In addition to defending my dissertation and seeing Holy Mavericks published--marks of a fantastic April--I just found out that the papers and writings of W.E.B. Du Bois are going ditigal. This is wonderful news!
This will of course make research much easier for scholars, but secondary students and undergraduates can read Du Bois letters or speeches right alongside works like Souls of Black Folk (1903). There is already a wealth of Du Bois material on-line, but this project will offer ascess to unknown and obscure resources.

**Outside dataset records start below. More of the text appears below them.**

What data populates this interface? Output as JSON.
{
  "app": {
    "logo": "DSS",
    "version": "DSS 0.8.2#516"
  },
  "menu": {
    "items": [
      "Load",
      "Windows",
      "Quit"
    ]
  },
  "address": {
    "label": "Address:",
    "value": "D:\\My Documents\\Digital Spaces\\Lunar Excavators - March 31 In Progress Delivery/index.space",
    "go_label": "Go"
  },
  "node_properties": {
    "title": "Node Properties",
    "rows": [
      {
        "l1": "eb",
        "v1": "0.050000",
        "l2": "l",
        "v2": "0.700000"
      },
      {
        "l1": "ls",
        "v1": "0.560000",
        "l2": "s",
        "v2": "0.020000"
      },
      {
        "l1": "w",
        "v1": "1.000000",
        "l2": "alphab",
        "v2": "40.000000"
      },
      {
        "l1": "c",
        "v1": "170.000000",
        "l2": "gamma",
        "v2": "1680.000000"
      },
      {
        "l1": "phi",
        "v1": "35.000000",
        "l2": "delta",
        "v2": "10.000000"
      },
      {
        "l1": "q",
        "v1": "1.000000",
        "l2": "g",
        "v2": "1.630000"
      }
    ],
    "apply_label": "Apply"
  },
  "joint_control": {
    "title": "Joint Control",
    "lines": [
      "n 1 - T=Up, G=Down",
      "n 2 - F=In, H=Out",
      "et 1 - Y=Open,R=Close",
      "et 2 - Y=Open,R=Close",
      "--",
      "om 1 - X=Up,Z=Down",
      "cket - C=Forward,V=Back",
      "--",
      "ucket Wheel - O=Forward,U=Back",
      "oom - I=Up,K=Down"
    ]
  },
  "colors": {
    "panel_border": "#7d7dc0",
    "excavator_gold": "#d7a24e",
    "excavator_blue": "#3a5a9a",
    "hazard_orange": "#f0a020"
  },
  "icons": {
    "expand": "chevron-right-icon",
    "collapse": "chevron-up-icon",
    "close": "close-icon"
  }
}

Having worked extensively for the last several years on eighteenth-century New England pastor and theologian Jonathan Edwards, I often consulted the Yale University Press published collection of his works. I also worked in the Edwards Papers at Yale University and Yale Divinity School. Now, many of whose works are digitized and searchable through the Jonathan Edwards Center at Yale Divinity School, and both scholars and students are asking new questions and making new observations about his work and influence. A whole slew of Edwards's sermons are now available, for example, so this may give even more insight into the daily and weekly pastoral labors of this frontier preacher. (And speaking of new thoughts and observations that emerge in the course of digital document research, read John Fea's thoughts on a project of his here.)
I would expect the same for Du Bois. The collection will be searchable, and no doubt new interpretations of one of the world's most significant Black intellectuals will come to light.
Thanks to a grant from the Verizon Foundation, the Special Collections Department at UMass-Amherst, where Du Bois's papers reside, will oversee the two-year project. It begins in July, and at the project's end will make Du Bois's work available the world over. Du Bois was a global thinker and world traveler, so it is a wonderful sign to see things come full circle.
"What we're looking to do is spark conversation about difficult issues in race, inequality, class and all these things are things that concerned Du Bois," said Robert Cox, director of the special collections at the UMass Amherst library. Cox continued: “Du Bois was a great intellectual and a great activist. He took things that he understood from his academic work and applied it to real-life situations and to improving the real lives of individuals in American society.”
I will continue to post updates and information about this project as I hear more. Feel free to send things that you find as well. Also, I hope to post more about the Du Bois papers in the summer, as my good friend Edward Carson and I are traveling to Massachusetts for research.